Camino de Santiago: una metáfora de la vida misma.


Hace unos años, realicé el camino de Santiago. Lo hice durante dos veranos seguidos.

He pasado gran parte de mi vida intentando encajar en un mundo que sentía ajeno. Me solía hacer preguntas sobre la vida y responderme a mí misma con diálogos internos inacabables. Buscaba el sentido profundo de todas las cosas que me ocurrían y no lograba entender nada. A veces, me miraba en el espejo del baño y me preguntaba: ¿quién es esta que me mira en el espejo?, ¿quién soy yo, en realidad?. ¿qué hago aquí?

Crecí en una familia cristiana y nunca las enseñanzas religiosas lograron saciar mi sed de saber y entender, ya no desde la razón, sino desde la certeza que solo el saber de corazón puede dar.

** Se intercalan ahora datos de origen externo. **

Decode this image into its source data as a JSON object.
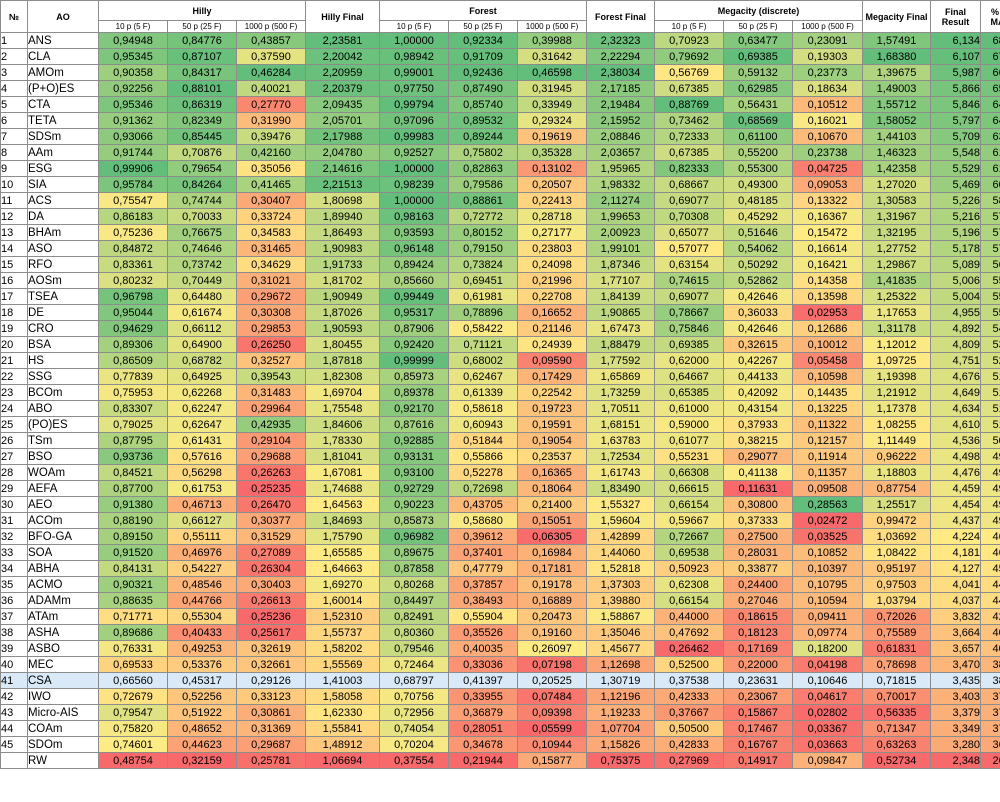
{
  "headers": {
    "num": "№",
    "ao": "AO",
    "hilly": "Hilly",
    "hilly_final": "Hilly Final",
    "forest": "Forest",
    "forest_final": "Forest Final",
    "megacity": "Megacity (discrete)",
    "megacity_final": "Megacity Final",
    "final_result": "Final Result",
    "pct_max": "% of MAX",
    "sub": [
      "10 p (5 F)",
      "50 p (25 F)",
      "1000 p (500 F)"
    ]
  },
  "colors": {
    "scale": [
      "#f8696b",
      "#ffeb84",
      "#63be7b"
    ],
    "selected_row": "#d9e9f7"
  },
  "selected_row_index": 40,
  "rows": [
    [
      "1",
      "ANS",
      "0,94948",
      "0,84776",
      "0,43857",
      "2,23581",
      "1,00000",
      "0,92334",
      "0,39988",
      "2,32323",
      "0,70923",
      "0,63477",
      "0,23091",
      "1,57491",
      "6,134",
      "68,15"
    ],
    [
      "2",
      "CLA",
      "0,95345",
      "0,87107",
      "0,37590",
      "2,20042",
      "0,98942",
      "0,91709",
      "0,31642",
      "2,22294",
      "0,79692",
      "0,69385",
      "0,19303",
      "1,68380",
      "6,107",
      "67,86"
    ],
    [
      "3",
      "AMOm",
      "0,90358",
      "0,84317",
      "0,46284",
      "2,20959",
      "0,99001",
      "0,92436",
      "0,46598",
      "2,38034",
      "0,56769",
      "0,59132",
      "0,23773",
      "1,39675",
      "5,987",
      "66,52"
    ],
    [
      "4",
      "(P+O)ES",
      "0,92256",
      "0,88101",
      "0,40021",
      "2,20379",
      "0,97750",
      "0,87490",
      "0,31945",
      "2,17185",
      "0,67385",
      "0,62985",
      "0,18634",
      "1,49003",
      "5,866",
      "65,17"
    ],
    [
      "5",
      "CTA",
      "0,95346",
      "0,86319",
      "0,27770",
      "2,09435",
      "0,99794",
      "0,85740",
      "0,33949",
      "2,19484",
      "0,88769",
      "0,56431",
      "0,10512",
      "1,55712",
      "5,846",
      "64,96"
    ],
    [
      "6",
      "TETA",
      "0,91362",
      "0,82349",
      "0,31990",
      "2,05701",
      "0,97096",
      "0,89532",
      "0,29324",
      "2,15952",
      "0,73462",
      "0,68569",
      "0,16021",
      "1,58052",
      "5,797",
      "64,41"
    ],
    [
      "7",
      "SDSm",
      "0,93066",
      "0,85445",
      "0,39476",
      "2,17988",
      "0,99983",
      "0,89244",
      "0,19619",
      "2,08846",
      "0,72333",
      "0,61100",
      "0,10670",
      "1,44103",
      "5,709",
      "63,44"
    ],
    [
      "8",
      "AAm",
      "0,91744",
      "0,70876",
      "0,42160",
      "2,04780",
      "0,92527",
      "0,75802",
      "0,35328",
      "2,03657",
      "0,67385",
      "0,55200",
      "0,23738",
      "1,46323",
      "5,548",
      "61,64"
    ],
    [
      "9",
      "ESG",
      "0,99906",
      "0,79654",
      "0,35056",
      "2,14616",
      "1,00000",
      "0,82863",
      "0,13102",
      "1,95965",
      "0,82333",
      "0,55300",
      "0,04725",
      "1,42358",
      "5,529",
      "61,44"
    ],
    [
      "10",
      "SIA",
      "0,95784",
      "0,84264",
      "0,41465",
      "2,21513",
      "0,98239",
      "0,79586",
      "0,20507",
      "1,98332",
      "0,68667",
      "0,49300",
      "0,09053",
      "1,27020",
      "5,469",
      "60,76"
    ],
    [
      "11",
      "ACS",
      "0,75547",
      "0,74744",
      "0,30407",
      "1,80698",
      "1,00000",
      "0,88861",
      "0,22413",
      "2,11274",
      "0,69077",
      "0,48185",
      "0,13322",
      "1,30583",
      "5,226",
      "58,06"
    ],
    [
      "12",
      "DA",
      "0,86183",
      "0,70033",
      "0,33724",
      "1,89940",
      "0,98163",
      "0,72772",
      "0,28718",
      "1,99653",
      "0,70308",
      "0,45292",
      "0,16367",
      "1,31967",
      "5,216",
      "57,95"
    ],
    [
      "13",
      "BHAm",
      "0,75236",
      "0,76675",
      "0,34583",
      "1,86493",
      "0,93593",
      "0,80152",
      "0,27177",
      "2,00923",
      "0,65077",
      "0,51646",
      "0,15472",
      "1,32195",
      "5,196",
      "57,73"
    ],
    [
      "14",
      "ASO",
      "0,84872",
      "0,74646",
      "0,31465",
      "1,90983",
      "0,96148",
      "0,79150",
      "0,23803",
      "1,99101",
      "0,57077",
      "0,54062",
      "0,16614",
      "1,27752",
      "5,178",
      "57,54"
    ],
    [
      "15",
      "RFO",
      "0,83361",
      "0,73742",
      "0,34629",
      "1,91733",
      "0,89424",
      "0,73824",
      "0,24098",
      "1,87346",
      "0,63154",
      "0,50292",
      "0,16421",
      "1,29867",
      "5,089",
      "56,55"
    ],
    [
      "16",
      "AOSm",
      "0,80232",
      "0,70449",
      "0,31021",
      "1,81702",
      "0,85660",
      "0,69451",
      "0,21996",
      "1,77107",
      "0,74615",
      "0,52862",
      "0,14358",
      "1,41835",
      "5,006",
      "55,63"
    ],
    [
      "17",
      "TSEA",
      "0,96798",
      "0,64480",
      "0,29672",
      "1,90949",
      "0,99449",
      "0,61981",
      "0,22708",
      "1,84139",
      "0,69077",
      "0,42646",
      "0,13598",
      "1,25322",
      "5,004",
      "55,60"
    ],
    [
      "18",
      "DE",
      "0,95044",
      "0,61674",
      "0,30308",
      "1,87026",
      "0,95317",
      "0,78896",
      "0,16652",
      "1,90865",
      "0,78667",
      "0,36033",
      "0,02953",
      "1,17653",
      "4,955",
      "55,06"
    ],
    [
      "19",
      "CRO",
      "0,94629",
      "0,66112",
      "0,29853",
      "1,90593",
      "0,87906",
      "0,58422",
      "0,21146",
      "1,67473",
      "0,75846",
      "0,42646",
      "0,12686",
      "1,31178",
      "4,892",
      "54,36"
    ],
    [
      "20",
      "BSA",
      "0,89306",
      "0,64900",
      "0,26250",
      "1,80455",
      "0,92420",
      "0,71121",
      "0,24939",
      "1,88479",
      "0,69385",
      "0,32615",
      "0,10012",
      "1,12012",
      "4,809",
      "53,44"
    ],
    [
      "21",
      "HS",
      "0,86509",
      "0,68782",
      "0,32527",
      "1,87818",
      "0,99999",
      "0,68002",
      "0,09590",
      "1,77592",
      "0,62000",
      "0,42267",
      "0,05458",
      "1,09725",
      "4,751",
      "52,79"
    ],
    [
      "22",
      "SSG",
      "0,77839",
      "0,64925",
      "0,39543",
      "1,82308",
      "0,85973",
      "0,62467",
      "0,17429",
      "1,65869",
      "0,64667",
      "0,44133",
      "0,10598",
      "1,19398",
      "4,676",
      "51,95"
    ],
    [
      "23",
      "BCOm",
      "0,75953",
      "0,62268",
      "0,31483",
      "1,69704",
      "0,89378",
      "0,61339",
      "0,22542",
      "1,73259",
      "0,65385",
      "0,42092",
      "0,14435",
      "1,21912",
      "4,649",
      "51,65"
    ],
    [
      "24",
      "ABO",
      "0,83307",
      "0,62247",
      "0,29964",
      "1,75548",
      "0,92170",
      "0,58618",
      "0,19723",
      "1,70511",
      "0,61000",
      "0,43154",
      "0,13225",
      "1,17378",
      "4,634",
      "51,49"
    ],
    [
      "25",
      "(PO)ES",
      "0,79025",
      "0,62647",
      "0,42935",
      "1,84606",
      "0,87616",
      "0,60943",
      "0,19591",
      "1,68151",
      "0,59000",
      "0,37933",
      "0,11322",
      "1,08255",
      "4,610",
      "51,22"
    ],
    [
      "26",
      "TSm",
      "0,87795",
      "0,61431",
      "0,29104",
      "1,78330",
      "0,92885",
      "0,51844",
      "0,19054",
      "1,63783",
      "0,61077",
      "0,38215",
      "0,12157",
      "1,11449",
      "4,536",
      "50,40"
    ],
    [
      "27",
      "BSO",
      "0,93736",
      "0,57616",
      "0,29688",
      "1,81041",
      "0,93131",
      "0,55866",
      "0,23537",
      "1,72534",
      "0,55231",
      "0,29077",
      "0,11914",
      "0,96222",
      "4,498",
      "49,98"
    ],
    [
      "28",
      "WOAm",
      "0,84521",
      "0,56298",
      "0,26263",
      "1,67081",
      "0,93100",
      "0,52278",
      "0,16365",
      "1,61743",
      "0,66308",
      "0,41138",
      "0,11357",
      "1,18803",
      "4,476",
      "49,74"
    ],
    [
      "29",
      "AEFA",
      "0,87700",
      "0,61753",
      "0,25235",
      "1,74688",
      "0,92729",
      "0,72698",
      "0,18064",
      "1,83490",
      "0,66615",
      "0,11631",
      "0,09508",
      "0,87754",
      "4,459",
      "49,55"
    ],
    [
      "30",
      "AEO",
      "0,91380",
      "0,46713",
      "0,26470",
      "1,64563",
      "0,90223",
      "0,43705",
      "0,21400",
      "1,55327",
      "0,66154",
      "0,30800",
      "0,28563",
      "1,25517",
      "4,454",
      "49,49"
    ],
    [
      "31",
      "ACOm",
      "0,88190",
      "0,66127",
      "0,30377",
      "1,84693",
      "0,85873",
      "0,58680",
      "0,15051",
      "1,59604",
      "0,59667",
      "0,37333",
      "0,02472",
      "0,99472",
      "4,437",
      "49,30"
    ],
    [
      "32",
      "BFO-GA",
      "0,89150",
      "0,55111",
      "0,31529",
      "1,75790",
      "0,96982",
      "0,39612",
      "0,06305",
      "1,42899",
      "0,72667",
      "0,27500",
      "0,03525",
      "1,03692",
      "4,224",
      "46,93"
    ],
    [
      "33",
      "SOA",
      "0,91520",
      "0,46976",
      "0,27089",
      "1,65585",
      "0,89675",
      "0,37401",
      "0,16984",
      "1,44060",
      "0,69538",
      "0,28031",
      "0,10852",
      "1,08422",
      "4,181",
      "46,45"
    ],
    [
      "34",
      "ABHA",
      "0,84131",
      "0,54227",
      "0,26304",
      "1,64663",
      "0,87858",
      "0,47779",
      "0,17181",
      "1,52818",
      "0,50923",
      "0,33877",
      "0,10397",
      "0,95197",
      "4,127",
      "45,85"
    ],
    [
      "35",
      "ACMO",
      "0,90321",
      "0,48546",
      "0,30403",
      "1,69270",
      "0,80268",
      "0,37857",
      "0,19178",
      "1,37303",
      "0,62308",
      "0,24400",
      "0,10795",
      "0,97503",
      "4,041",
      "44,90"
    ],
    [
      "36",
      "ADAMm",
      "0,88635",
      "0,44766",
      "0,26613",
      "1,60014",
      "0,84497",
      "0,38493",
      "0,16889",
      "1,39880",
      "0,66154",
      "0,27046",
      "0,10594",
      "1,03794",
      "4,037",
      "44,85"
    ],
    [
      "37",
      "ATAm",
      "0,71771",
      "0,55304",
      "0,25236",
      "1,52310",
      "0,82491",
      "0,55904",
      "0,20473",
      "1,58867",
      "0,44000",
      "0,18615",
      "0,09411",
      "0,72026",
      "3,832",
      "42,58"
    ],
    [
      "38",
      "ASHA",
      "0,89686",
      "0,40433",
      "0,25617",
      "1,55737",
      "0,80360",
      "0,35526",
      "0,19160",
      "1,35046",
      "0,47692",
      "0,18123",
      "0,09774",
      "0,75589",
      "3,664",
      "40,71"
    ],
    [
      "39",
      "ASBO",
      "0,76331",
      "0,49253",
      "0,32619",
      "1,58202",
      "0,79546",
      "0,40035",
      "0,26097",
      "1,45677",
      "0,26462",
      "0,17169",
      "0,18200",
      "0,61831",
      "3,657",
      "40,63"
    ],
    [
      "40",
      "MEC",
      "0,69533",
      "0,53376",
      "0,32661",
      "1,55569",
      "0,72464",
      "0,33036",
      "0,07198",
      "1,12698",
      "0,52500",
      "0,22000",
      "0,04198",
      "0,78698",
      "3,470",
      "38,55"
    ],
    [
      "41",
      "CSA",
      "0,66560",
      "0,45317",
      "0,29126",
      "1,41003",
      "0,68797",
      "0,41397",
      "0,20525",
      "1,30719",
      "0,37538",
      "0,23631",
      "0,10646",
      "0,71815",
      "3,435",
      "38,17"
    ],
    [
      "42",
      "IWO",
      "0,72679",
      "0,52256",
      "0,33123",
      "1,58058",
      "0,70756",
      "0,33955",
      "0,07484",
      "1,12196",
      "0,42333",
      "0,23067",
      "0,04617",
      "0,70017",
      "3,403",
      "37,81"
    ],
    [
      "43",
      "Micro-AIS",
      "0,79547",
      "0,51922",
      "0,30861",
      "1,62330",
      "0,72956",
      "0,36879",
      "0,09398",
      "1,19233",
      "0,37667",
      "0,15867",
      "0,02802",
      "0,56335",
      "3,379",
      "37,54"
    ],
    [
      "44",
      "COAm",
      "0,75820",
      "0,48652",
      "0,31369",
      "1,55841",
      "0,74054",
      "0,28051",
      "0,05599",
      "1,07704",
      "0,50500",
      "0,17467",
      "0,03367",
      "0,71347",
      "3,349",
      "37,21"
    ],
    [
      "45",
      "SDOm",
      "0,74601",
      "0,44623",
      "0,29687",
      "1,48912",
      "0,70204",
      "0,34678",
      "0,10944",
      "1,15826",
      "0,42833",
      "0,16767",
      "0,03663",
      "0,63263",
      "3,280",
      "36,44"
    ],
    [
      "",
      "RW",
      "0,48754",
      "0,32159",
      "0,25781",
      "1,06694",
      "0,37554",
      "0,21944",
      "0,15877",
      "0,75375",
      "0,27969",
      "0,14917",
      "0,09847",
      "0,52734",
      "2,348",
      "26,09"
    ]
  ]
}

Durante estos dos años en que realicé el camino, seguía buscando el sentido profundo de la vida, de por qué estamos aquí, por qué nos ocurre lo que nos ocurre, quién soy. Me encontraba en un momento de transición; habiendo terminado dos carreras, sin empleo, desanimada, y leyendo todos los libros sobre filosofía y psicología que pasaban por mis manos.

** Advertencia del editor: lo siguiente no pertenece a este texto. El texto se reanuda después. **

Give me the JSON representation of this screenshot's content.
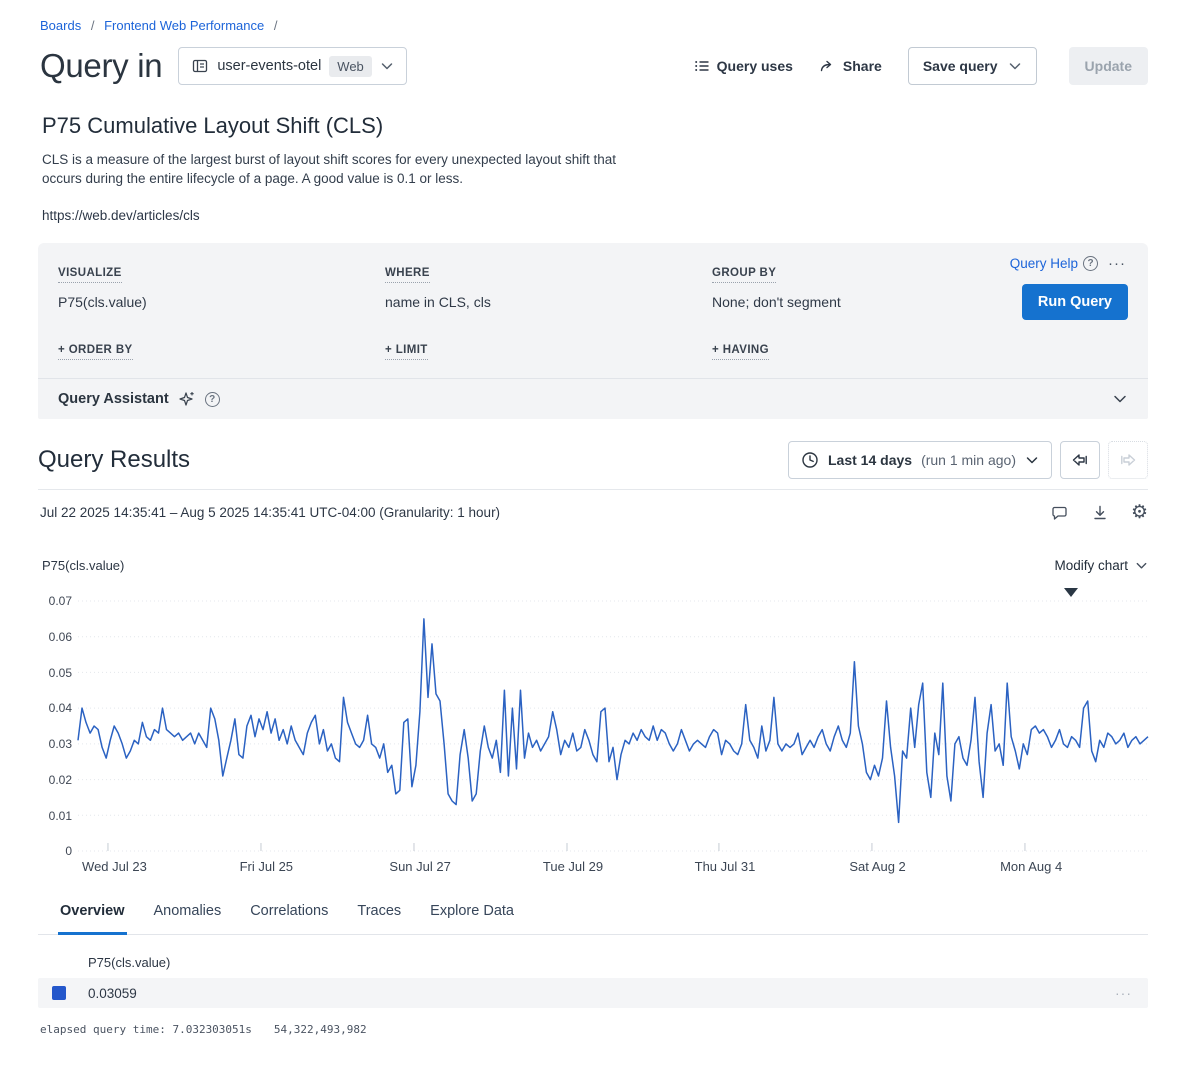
{
  "breadcrumb": {
    "items": [
      "Boards",
      "Frontend Web Performance"
    ],
    "separator": "/"
  },
  "header": {
    "title": "Query in",
    "dataset": {
      "name": "user-events-otel",
      "badge": "Web"
    },
    "actions": {
      "query_uses": "Query uses",
      "share": "Share",
      "save_query": "Save query",
      "update": "Update"
    }
  },
  "query_card": {
    "title": "P75 Cumulative Layout Shift (CLS)",
    "description": "CLS is a measure of the largest burst of layout shift scores for every unexpected layout shift that occurs during the entire lifecycle of a page. A good value is 0.1 or less.",
    "link": "https://web.dev/articles/cls"
  },
  "builder": {
    "visualize_label": "VISUALIZE",
    "visualize_value": "P75(cls.value)",
    "where_label": "WHERE",
    "where_value": "name in CLS, cls",
    "group_by_label": "GROUP BY",
    "group_by_value": "None; don't segment",
    "order_by_label": "+ ORDER BY",
    "limit_label": "+ LIMIT",
    "having_label": "+ HAVING",
    "query_help": "Query Help",
    "more": "···",
    "run_query": "Run Query",
    "assistant_label": "Query Assistant"
  },
  "results": {
    "heading": "Query Results",
    "time_button_main": "Last 14 days",
    "time_button_sub": "(run 1 min ago)",
    "time_detail": "Jul 22 2025 14:35:41 – Aug 5 2025 14:35:41 UTC-04:00 (Granularity: 1 hour)",
    "series_label": "P75(cls.value)",
    "modify_chart": "Modify chart"
  },
  "chart_data": {
    "type": "line",
    "title": "P75(cls.value)",
    "granularity": "1 hour",
    "x_range": [
      "Jul 22 2025 14:35:41",
      "Aug 5 2025 14:35:41"
    ],
    "ylim": [
      0,
      0.07
    ],
    "yticks": [
      {
        "label": "0.07",
        "value": 0.07
      },
      {
        "label": "0.06",
        "value": 0.06
      },
      {
        "label": "0.05",
        "value": 0.05
      },
      {
        "label": "0.04",
        "value": 0.04
      },
      {
        "label": "0.03",
        "value": 0.03
      },
      {
        "label": "0.02",
        "value": 0.02
      },
      {
        "label": "0.01",
        "value": 0.01
      },
      {
        "label": "0",
        "value": 0
      }
    ],
    "x_labels": [
      {
        "label": "Wed Jul 23",
        "f": 0.028
      },
      {
        "label": "Fri Jul 25",
        "f": 0.171
      },
      {
        "label": "Sun Jul 27",
        "f": 0.314
      },
      {
        "label": "Tue Jul 29",
        "f": 0.457
      },
      {
        "label": "Thu Jul 31",
        "f": 0.599
      },
      {
        "label": "Sat Aug 2",
        "f": 0.742
      },
      {
        "label": "Mon Aug 4",
        "f": 0.885
      }
    ],
    "line_color": "#2b62c2",
    "grid": true,
    "values": [
      0.031,
      0.04,
      0.036,
      0.033,
      0.035,
      0.034,
      0.029,
      0.026,
      0.031,
      0.035,
      0.033,
      0.03,
      0.026,
      0.028,
      0.031,
      0.03,
      0.036,
      0.032,
      0.031,
      0.034,
      0.033,
      0.04,
      0.034,
      0.033,
      0.032,
      0.033,
      0.031,
      0.032,
      0.033,
      0.03,
      0.033,
      0.031,
      0.029,
      0.04,
      0.037,
      0.031,
      0.021,
      0.026,
      0.031,
      0.037,
      0.027,
      0.026,
      0.035,
      0.038,
      0.032,
      0.037,
      0.034,
      0.039,
      0.033,
      0.037,
      0.031,
      0.034,
      0.03,
      0.035,
      0.031,
      0.029,
      0.027,
      0.033,
      0.036,
      0.038,
      0.03,
      0.034,
      0.028,
      0.03,
      0.026,
      0.025,
      0.043,
      0.036,
      0.033,
      0.03,
      0.029,
      0.031,
      0.038,
      0.03,
      0.029,
      0.026,
      0.03,
      0.022,
      0.024,
      0.016,
      0.017,
      0.036,
      0.037,
      0.018,
      0.024,
      0.039,
      0.065,
      0.043,
      0.058,
      0.044,
      0.042,
      0.03,
      0.016,
      0.014,
      0.013,
      0.027,
      0.034,
      0.026,
      0.014,
      0.016,
      0.028,
      0.035,
      0.029,
      0.026,
      0.031,
      0.022,
      0.045,
      0.021,
      0.04,
      0.023,
      0.045,
      0.026,
      0.033,
      0.029,
      0.031,
      0.028,
      0.03,
      0.032,
      0.039,
      0.034,
      0.027,
      0.031,
      0.029,
      0.033,
      0.028,
      0.029,
      0.034,
      0.031,
      0.027,
      0.025,
      0.039,
      0.04,
      0.025,
      0.029,
      0.02,
      0.027,
      0.031,
      0.03,
      0.033,
      0.031,
      0.034,
      0.032,
      0.031,
      0.035,
      0.031,
      0.034,
      0.033,
      0.03,
      0.028,
      0.03,
      0.034,
      0.031,
      0.028,
      0.03,
      0.031,
      0.03,
      0.029,
      0.032,
      0.034,
      0.033,
      0.027,
      0.031,
      0.03,
      0.028,
      0.027,
      0.03,
      0.041,
      0.031,
      0.029,
      0.026,
      0.035,
      0.028,
      0.031,
      0.043,
      0.03,
      0.028,
      0.03,
      0.029,
      0.03,
      0.033,
      0.027,
      0.029,
      0.031,
      0.029,
      0.032,
      0.034,
      0.03,
      0.028,
      0.032,
      0.035,
      0.031,
      0.029,
      0.033,
      0.053,
      0.035,
      0.03,
      0.022,
      0.02,
      0.024,
      0.021,
      0.026,
      0.042,
      0.029,
      0.021,
      0.008,
      0.028,
      0.026,
      0.04,
      0.029,
      0.041,
      0.047,
      0.022,
      0.015,
      0.033,
      0.027,
      0.047,
      0.021,
      0.014,
      0.03,
      0.032,
      0.026,
      0.024,
      0.031,
      0.043,
      0.025,
      0.015,
      0.033,
      0.041,
      0.028,
      0.03,
      0.024,
      0.047,
      0.032,
      0.028,
      0.023,
      0.03,
      0.027,
      0.034,
      0.035,
      0.033,
      0.034,
      0.032,
      0.029,
      0.031,
      0.034,
      0.03,
      0.029,
      0.032,
      0.031,
      0.029,
      0.04,
      0.042,
      0.028,
      0.025,
      0.031,
      0.029,
      0.033,
      0.032,
      0.03,
      0.031,
      0.033,
      0.029,
      0.031,
      0.032,
      0.03,
      0.031,
      0.032
    ]
  },
  "tabs": [
    {
      "label": "Overview",
      "active": true
    },
    {
      "label": "Anomalies",
      "active": false
    },
    {
      "label": "Correlations",
      "active": false
    },
    {
      "label": "Traces",
      "active": false
    },
    {
      "label": "Explore Data",
      "active": false
    }
  ],
  "summary_table": {
    "column": "P75(cls.value)",
    "rows": [
      {
        "value": "0.03059",
        "swatch": "#2457cb"
      }
    ],
    "row_menu": "···"
  },
  "footer": {
    "elapsed": "elapsed query time: 7.032303051s",
    "events": "54,322,493,982"
  },
  "colors": {
    "accent": "#1572cf",
    "link": "#1c64d9",
    "line": "#2b62c2",
    "swatch": "#2457cb"
  }
}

Al finalizar una de las etapas del camino, me perdí entre el paisaje y llegué a la orilla de un rio. Me senté en el suelo y quedé atrapada mirando el paisaje, el cielo, el sol… Me inundaba un profundo sentimiento de gratitud hacia todo lo que había frente a mi, todo lo que es, todo lo que soy, todo lo que tengo en mi vida, mi familia, mis amigos, las experiencias que he vivido… Fue mi primera experiencia transcendente, o mística, o como lo queráis llamar. En este momento empecé a sentir que, de un lado, ante la inmensidad que se presentaba ante mí, yo no era nada, me sentía pequeña, pero al mismo tiempo, sentí que lo era todo, porque me sentía parte de toda esa inmensidad que tenía ante mis ojos. Cuando volví del viaje y comenté este momento con mi madre, recuerdo que le dije “en aquel momento, vi a Dios”. Y en realidad, fue eso lo que sentí. Sentí la presencia del creador de todo cuanto existe, un gran amor por todo cuanto me rodeaba y una inmensa gratitud. Lloré durante no sé cuánto tiempo, allí sentada frente al rio. No podía dejar de llorar, era una emoción desconocida por mi hasta entonces. Ahora sé, que era gratitud. A partir de aquel momento, mi viaje dio un giro de 180 grados. Las relaciones que entablé con aquellas personas que se cruzaron en mi camino se gestaron desde otro punto en mi interior. Sentí mi corazón más abierto de lo que nunca antes lo había estado. Sentía un profundo amor por todas aquellas personas. Aunque con algunas ni siquiera había cruzado una palabra, las miradas de complicidad hablaban por sí solas. Cada uno estaba haciendo su camino, a su ritmo, con sus dificultades, con sus recursos, con compañeros de viaje en algunos tramos, y en otros, en soledad. Aquello era una metáfora de la vida misma. Y aunque no habláramos, sabíamos que estábamos en el mismo viaje, que todos formábamos parte de lo mismo, que todos éramos lo mismo. Y aquella experiencia me transformó por y para siempre.   

En aquellos momentos llevaba casi dos años sin trabajo y empecé a vivir aquello como una oportunidad para crecer en vez de machacarme por no encontrarlo. Después de aquello he vuelto a tener este mismo sentimiento de gratitud muchas veces, en momentos cotidianos, del día a día: mientras como en un bar con mi pareja, mientras contemplo el mar o el cielo, mientras veo gestos de amabilidad entre la gente, mientras miro a mi pareja jugar con nuestro perro, entre risas con amigos… corroborando desde entonces y para siempre ya, que no hay nada que buscar, pues Dios está en ti, en mí, en todo lo que nuestros ojos pueden ver y en lo que no pueden ver y, sin embargo, es.